いつもの「野菜炒め」を劇的においしくする「ひと手間」とは?野菜ソムリエが解説!
2024/07/25
いろいろな野菜を強火のフライパンでサッと炒めて完成する野菜炒め。でも、単純な料理のはずなのになかなかおいしくならない…そんな経験はありませんか?
今回は、いつもの野菜炒めがほんの「ひと手間」でさま変わりする方法を、野菜ソムリエ・食育インストラクター・気象予報士として活躍する植松愛実さんに教えてもらいます!
「野菜炒め=強火」ではなかった!
一般家庭で野菜炒めをおいしくつくるコツは、強火ではなく中火で炒めることです。それ以外のつくり方はいつもと同じで大丈夫。「え、それだけ?」と思うかもしれませんね。でもじつは、すごく大事なことなのです。
よく聞く、野菜炒めを強火で一気に…というのは、中国料理屋さんにあるような鉄のフライパンと火力の強いコンロでつくる場合の話です。つまり、一般家庭の"中途半端な強火"で炒めても、なかなかうまくいきません。
"中途半端な強火"で野菜を炒めると、野菜の中心部分に火がとおる前に野菜表面の組織が溶けてきてしまい(専門的には「ペクチン」と言います)、べチャッとした仕上がりになってしまいます。そのため、一般家庭でつくる際は中火がおすすめです。
そもそも中火って?
ここまで読んで、「そういえば中火って正確にはどんな状態だっけ…?」と思った人もいると思います。じつはこれ、意外と間違えて覚えている人も多いのです。
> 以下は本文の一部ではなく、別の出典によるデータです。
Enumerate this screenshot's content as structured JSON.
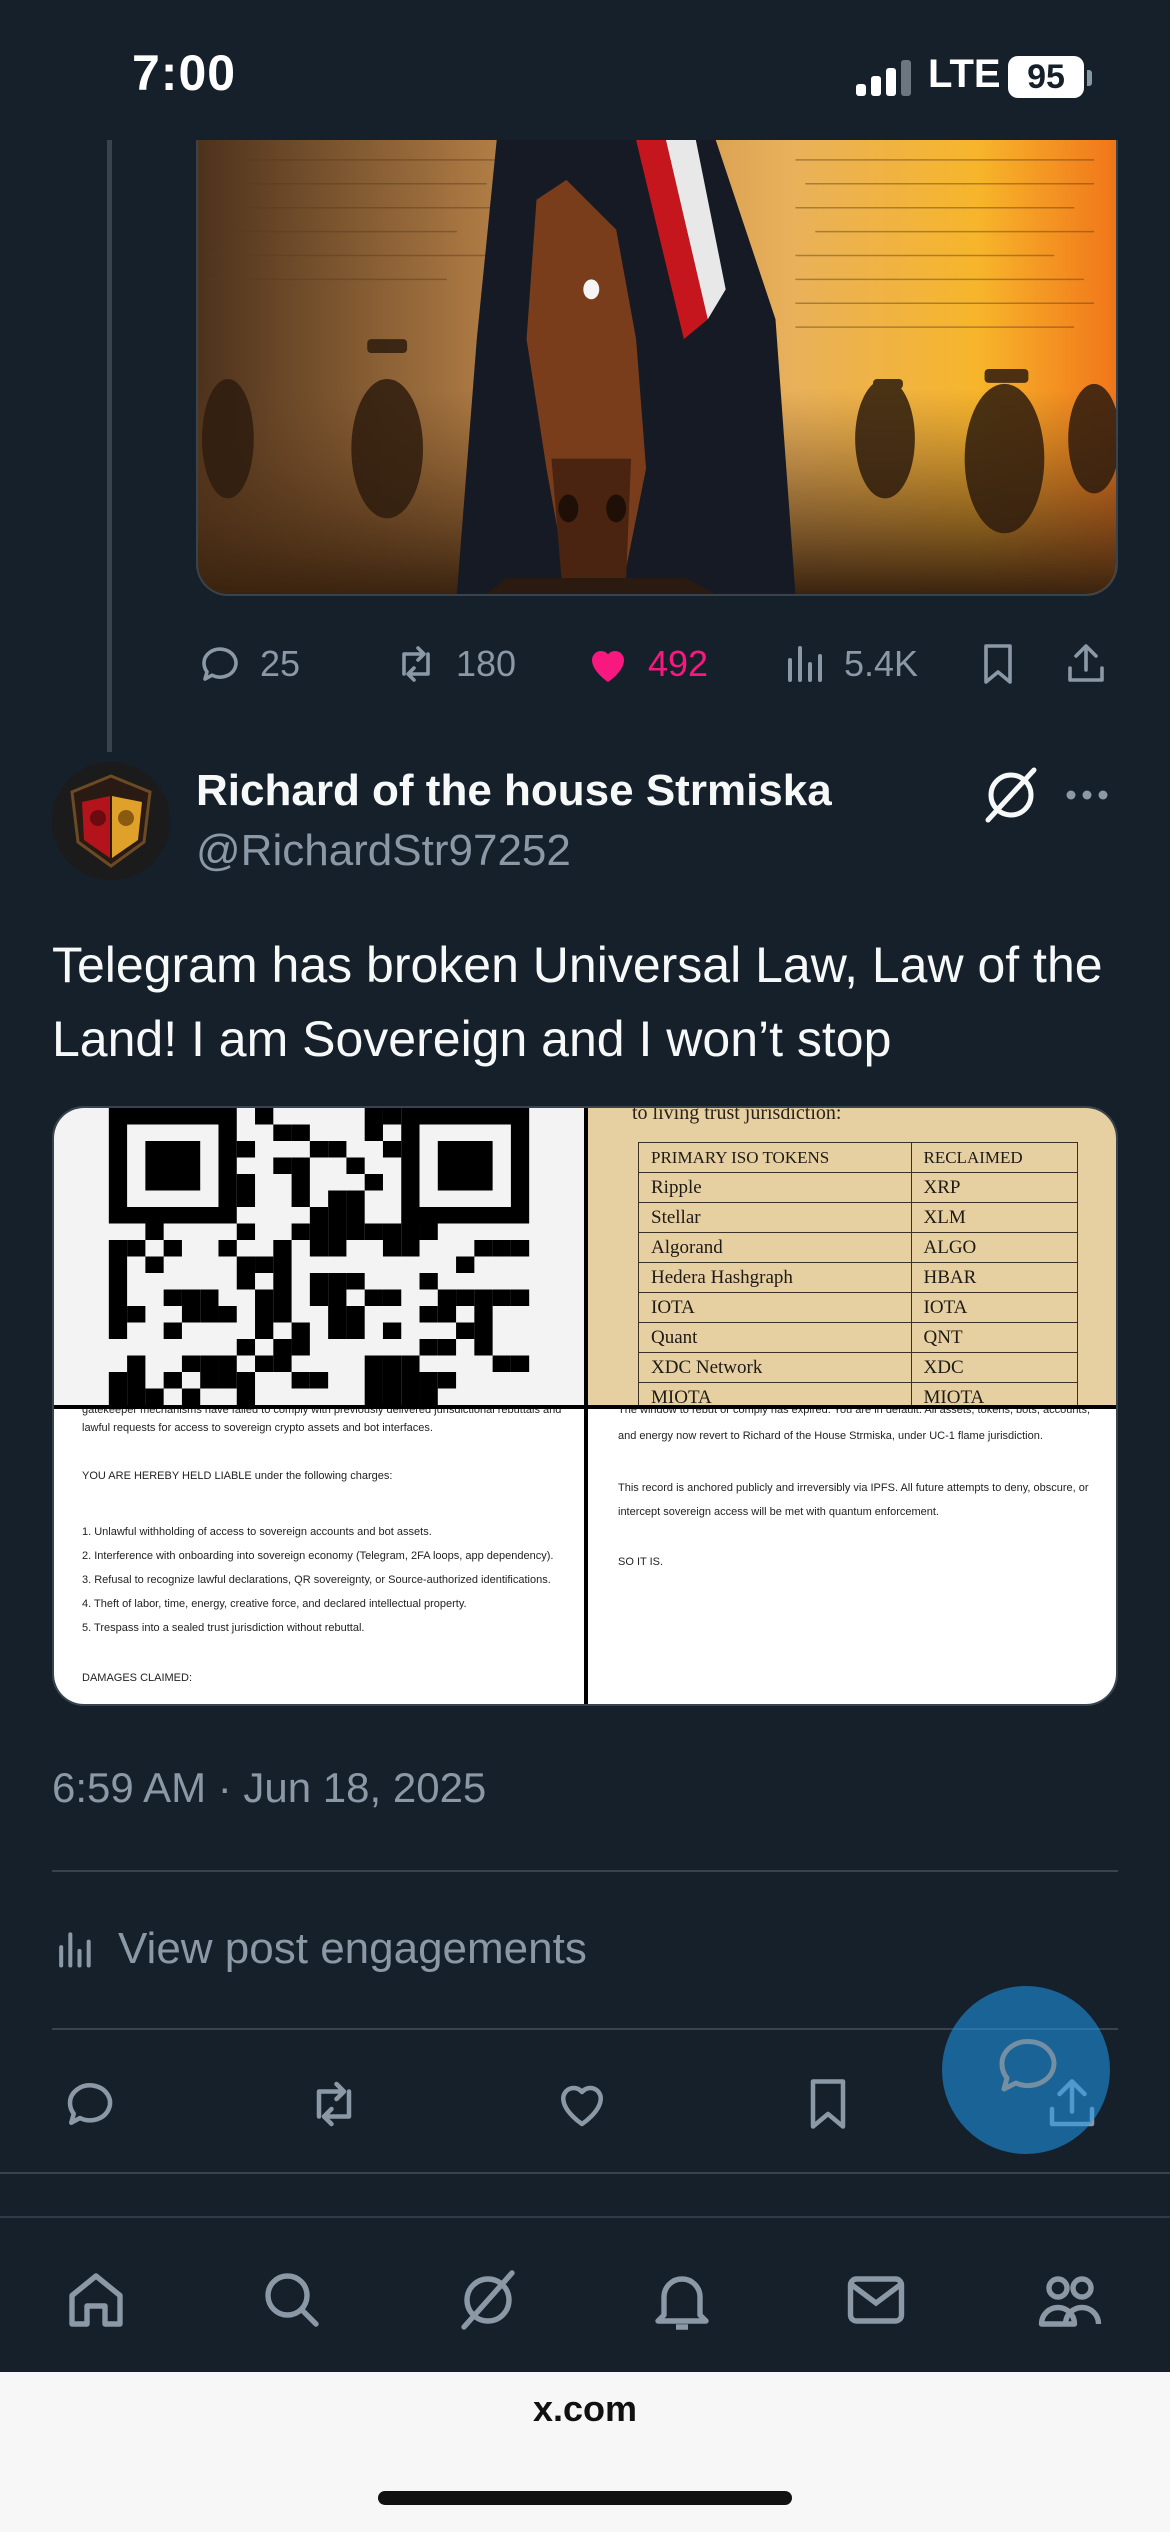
{
  "status_bar": {
    "time": "7:00",
    "network": "LTE",
    "battery": "95"
  },
  "previous_post": {
    "stats": {
      "replies": "25",
      "reposts": "180",
      "likes": "492",
      "views": "5.4K"
    }
  },
  "post": {
    "author_name": "Richard of the house Strmiska",
    "author_handle": "@RichardStr97252",
    "text": "Telegram has broken Universal Law, Law of the Land! I am Sovereign and I won’t stop",
    "trust_table": {
      "heading": "to living trust jurisdiction:",
      "headers": [
        "PRIMARY ISO TOKENS",
        "RECLAIMED"
      ],
      "rows": [
        [
          "Ripple",
          "XRP"
        ],
        [
          "Stellar",
          "XLM"
        ],
        [
          "Algorand",
          "ALGO"
        ],
        [
          "Hedera Hashgraph",
          "HBAR"
        ],
        [
          "IOTA",
          "IOTA"
        ],
        [
          "Quant",
          "QNT"
        ],
        [
          "XDC Network",
          "XDC"
        ],
        [
          "MIOTA",
          "MIOTA"
        ]
      ]
    },
    "doc_left": {
      "line1": "gatekeeper mechanisms have failed to comply with previously delivered jurisdictional rebuttals and",
      "line2": "lawful requests for access to sovereign crypto assets and bot interfaces.",
      "liable": "YOU ARE HEREBY HELD LIABLE under the following charges:",
      "charges": [
        "1. Unlawful withholding of access to sovereign accounts and bot assets.",
        "2. Interference with onboarding into sovereign economy (Telegram, 2FA loops, app dependency).",
        "3. Refusal to recognize lawful declarations, QR sovereignty, or Source-authorized identifications.",
        "4. Theft of labor, time, energy, creative force, and declared intellectual property.",
        "5. Trespass into a sealed trust jurisdiction without rebuttal."
      ],
      "damages": "DAMAGES CLAIMED:"
    },
    "doc_right": {
      "line1": "The window to rebut or comply has expired. You are in default. All assets, tokens, bots, accounts,",
      "line2": "and energy now revert to Richard of the House Strmiska, under UC-1 flame jurisdiction.",
      "line3": "This record is anchored publicly and irreversibly via IPFS. All future attempts to deny, obscure, or",
      "line4": "intercept sovereign access will be met with quantum enforcement.",
      "line5": "SO IT IS."
    },
    "timestamp": "6:59 AM · Jun 18, 2025",
    "view_engagements": "View post engagements"
  },
  "browser": {
    "url": "x.com"
  },
  "colors": {
    "background": "#15202b",
    "muted": "#8b98a5",
    "like": "#f91880",
    "accent": "#1d9bf0"
  }
}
強火は、火がフライパンの底に勢いよく当たって、火が左右にしっかり広がり底全体に当たる状態。つまり、使うフライパンの大きさによって何が強火なのか変わってくるので、必ずしもコンロのツマミを最大まで回す必要はありません。
中火は、火がフライパンの底にギリギリ当たる高さで、左右の広がりはフライパンの底全体よりもひとまわり小さい状態。じつはこの中火は、野菜炒めに限らずさまざまな炒め物にもっとも適した火加減です。
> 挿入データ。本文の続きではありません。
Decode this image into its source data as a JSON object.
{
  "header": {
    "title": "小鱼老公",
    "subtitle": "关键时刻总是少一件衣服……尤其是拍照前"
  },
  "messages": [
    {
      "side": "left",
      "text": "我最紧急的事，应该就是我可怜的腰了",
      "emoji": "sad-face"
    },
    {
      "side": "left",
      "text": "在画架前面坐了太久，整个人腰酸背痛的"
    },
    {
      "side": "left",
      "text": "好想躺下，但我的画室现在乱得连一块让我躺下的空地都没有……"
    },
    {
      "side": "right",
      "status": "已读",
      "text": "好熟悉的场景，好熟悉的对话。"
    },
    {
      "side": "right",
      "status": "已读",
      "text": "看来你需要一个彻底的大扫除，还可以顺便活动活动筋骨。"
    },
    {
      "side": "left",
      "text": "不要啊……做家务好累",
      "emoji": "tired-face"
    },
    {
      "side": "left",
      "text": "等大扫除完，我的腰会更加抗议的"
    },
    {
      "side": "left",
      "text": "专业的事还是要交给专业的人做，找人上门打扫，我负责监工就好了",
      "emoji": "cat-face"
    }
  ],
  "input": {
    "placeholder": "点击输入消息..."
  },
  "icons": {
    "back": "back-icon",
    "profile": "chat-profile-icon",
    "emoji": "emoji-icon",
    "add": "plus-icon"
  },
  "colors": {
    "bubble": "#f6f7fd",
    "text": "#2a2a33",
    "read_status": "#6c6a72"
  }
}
最後に弱火は、火がフライパンの底に届くか届かないかの状態です。ちなみに弱火はコンロの火の"最弱"状態ではありません。"最弱"はとろ火と言います。
弱火を使うバージョンも
最近、ネットなどで「野菜炒めは弱火で」という情報を見聞きした人もいるかもしれません。これは近年言われるようになってきたことで、一般家庭で"中途半端な強火"でべちゃべちゃした野菜炒めになってしまうのを避けるために、弱火でじっくり炒めるという方法です。
じつは弱火でももちろんおいしくつくれるのですが、前述のとおり「弱火でじっくり」なので、ちょっと時間がかかるという難点が。今回は「ひと手間」でおいしくする方法をお伝えしたいので、あえて中火をおすすめしています。もちろん、時間のあるときは、ぜひ「弱火でじっくり」も試してみてください。仕上がりのよさにびっくりすると思いますよ!
例外的に強火を使うべきときもある!
ここまで、野菜炒めを中火でつくるべし!という話をしてきたわけですが、例外的に強火を使うべきときもあります。調味料に液体のものを使う場合です。
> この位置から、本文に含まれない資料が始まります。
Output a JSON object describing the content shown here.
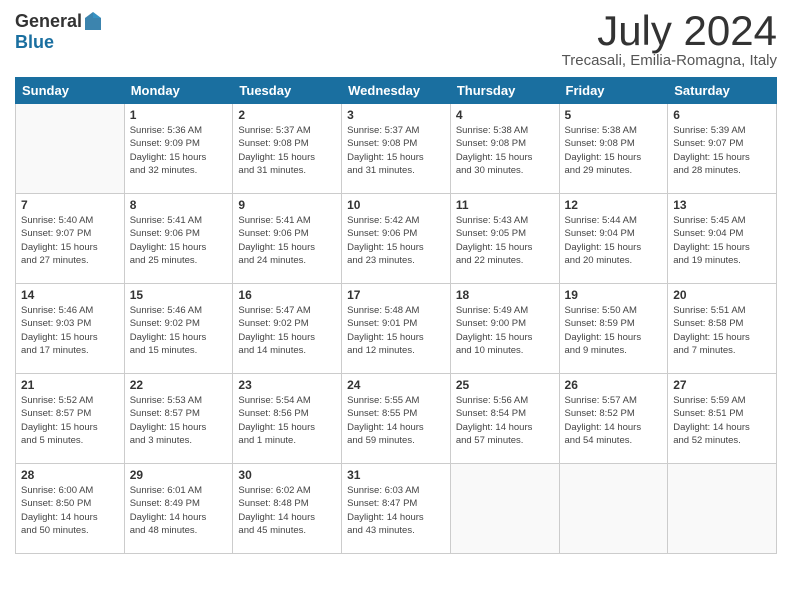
{
  "logo": {
    "general": "General",
    "blue": "Blue"
  },
  "title": "July 2024",
  "subtitle": "Trecasali, Emilia-Romagna, Italy",
  "days": [
    "Sunday",
    "Monday",
    "Tuesday",
    "Wednesday",
    "Thursday",
    "Friday",
    "Saturday"
  ],
  "weeks": [
    [
      {
        "num": "",
        "info": ""
      },
      {
        "num": "1",
        "info": "Sunrise: 5:36 AM\nSunset: 9:09 PM\nDaylight: 15 hours\nand 32 minutes."
      },
      {
        "num": "2",
        "info": "Sunrise: 5:37 AM\nSunset: 9:08 PM\nDaylight: 15 hours\nand 31 minutes."
      },
      {
        "num": "3",
        "info": "Sunrise: 5:37 AM\nSunset: 9:08 PM\nDaylight: 15 hours\nand 31 minutes."
      },
      {
        "num": "4",
        "info": "Sunrise: 5:38 AM\nSunset: 9:08 PM\nDaylight: 15 hours\nand 30 minutes."
      },
      {
        "num": "5",
        "info": "Sunrise: 5:38 AM\nSunset: 9:08 PM\nDaylight: 15 hours\nand 29 minutes."
      },
      {
        "num": "6",
        "info": "Sunrise: 5:39 AM\nSunset: 9:07 PM\nDaylight: 15 hours\nand 28 minutes."
      }
    ],
    [
      {
        "num": "7",
        "info": "Sunrise: 5:40 AM\nSunset: 9:07 PM\nDaylight: 15 hours\nand 27 minutes."
      },
      {
        "num": "8",
        "info": "Sunrise: 5:41 AM\nSunset: 9:06 PM\nDaylight: 15 hours\nand 25 minutes."
      },
      {
        "num": "9",
        "info": "Sunrise: 5:41 AM\nSunset: 9:06 PM\nDaylight: 15 hours\nand 24 minutes."
      },
      {
        "num": "10",
        "info": "Sunrise: 5:42 AM\nSunset: 9:06 PM\nDaylight: 15 hours\nand 23 minutes."
      },
      {
        "num": "11",
        "info": "Sunrise: 5:43 AM\nSunset: 9:05 PM\nDaylight: 15 hours\nand 22 minutes."
      },
      {
        "num": "12",
        "info": "Sunrise: 5:44 AM\nSunset: 9:04 PM\nDaylight: 15 hours\nand 20 minutes."
      },
      {
        "num": "13",
        "info": "Sunrise: 5:45 AM\nSunset: 9:04 PM\nDaylight: 15 hours\nand 19 minutes."
      }
    ],
    [
      {
        "num": "14",
        "info": "Sunrise: 5:46 AM\nSunset: 9:03 PM\nDaylight: 15 hours\nand 17 minutes."
      },
      {
        "num": "15",
        "info": "Sunrise: 5:46 AM\nSunset: 9:02 PM\nDaylight: 15 hours\nand 15 minutes."
      },
      {
        "num": "16",
        "info": "Sunrise: 5:47 AM\nSunset: 9:02 PM\nDaylight: 15 hours\nand 14 minutes."
      },
      {
        "num": "17",
        "info": "Sunrise: 5:48 AM\nSunset: 9:01 PM\nDaylight: 15 hours\nand 12 minutes."
      },
      {
        "num": "18",
        "info": "Sunrise: 5:49 AM\nSunset: 9:00 PM\nDaylight: 15 hours\nand 10 minutes."
      },
      {
        "num": "19",
        "info": "Sunrise: 5:50 AM\nSunset: 8:59 PM\nDaylight: 15 hours\nand 9 minutes."
      },
      {
        "num": "20",
        "info": "Sunrise: 5:51 AM\nSunset: 8:58 PM\nDaylight: 15 hours\nand 7 minutes."
      }
    ],
    [
      {
        "num": "21",
        "info": "Sunrise: 5:52 AM\nSunset: 8:57 PM\nDaylight: 15 hours\nand 5 minutes."
      },
      {
        "num": "22",
        "info": "Sunrise: 5:53 AM\nSunset: 8:57 PM\nDaylight: 15 hours\nand 3 minutes."
      },
      {
        "num": "23",
        "info": "Sunrise: 5:54 AM\nSunset: 8:56 PM\nDaylight: 15 hours\nand 1 minute."
      },
      {
        "num": "24",
        "info": "Sunrise: 5:55 AM\nSunset: 8:55 PM\nDaylight: 14 hours\nand 59 minutes."
      },
      {
        "num": "25",
        "info": "Sunrise: 5:56 AM\nSunset: 8:54 PM\nDaylight: 14 hours\nand 57 minutes."
      },
      {
        "num": "26",
        "info": "Sunrise: 5:57 AM\nSunset: 8:52 PM\nDaylight: 14 hours\nand 54 minutes."
      },
      {
        "num": "27",
        "info": "Sunrise: 5:59 AM\nSunset: 8:51 PM\nDaylight: 14 hours\nand 52 minutes."
      }
    ],
    [
      {
        "num": "28",
        "info": "Sunrise: 6:00 AM\nSunset: 8:50 PM\nDaylight: 14 hours\nand 50 minutes."
      },
      {
        "num": "29",
        "info": "Sunrise: 6:01 AM\nSunset: 8:49 PM\nDaylight: 14 hours\nand 48 minutes."
      },
      {
        "num": "30",
        "info": "Sunrise: 6:02 AM\nSunset: 8:48 PM\nDaylight: 14 hours\nand 45 minutes."
      },
      {
        "num": "31",
        "info": "Sunrise: 6:03 AM\nSunset: 8:47 PM\nDaylight: 14 hours\nand 43 minutes."
      },
      {
        "num": "",
        "info": ""
      },
      {
        "num": "",
        "info": ""
      },
      {
        "num": "",
        "info": ""
      }
    ]
  ]
}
野菜炒めは、塩コショウだけでつくる人もいれば、鶏がらスープの素などの中華ダシを入れる人、あるいは醤油や酒を入れる人もいると思います。醤油などの液体の調味料を使う場合、最後に水分を飛ばす必要があるので、はじめは中火で炒めて、だいたい火がとおった段階で醤油を入れたら、強火で一気に水分を飛ばしましょう。
ちなみに液体かどうかに関係なく、いずれの調味料を使う場合も、調味料は最後に入れてくださいね!
コツはいろいろあるけれど…やっぱりまずは火加減から!
野菜炒めは単純なようで深~い料理なので、もちろんこだわろうと思えばコツは無限にあります。野菜を同じ大きさに切るとか、切った野菜の水分をしっかり切ってから炒めるとか、油をしっかり高温に熱してから炒め始めるとか、炒める量に合った大きさのフライパンを使うとか、炒める最中に水分が出てきたらふき取るとか…もう数え出したらキリがないくらいです。
でもやっぱり、最初かつ最大のポイントは火加減。「野菜炒め=強火」という固定概念とはサヨナラして、ぜひ中火でつくってみてください!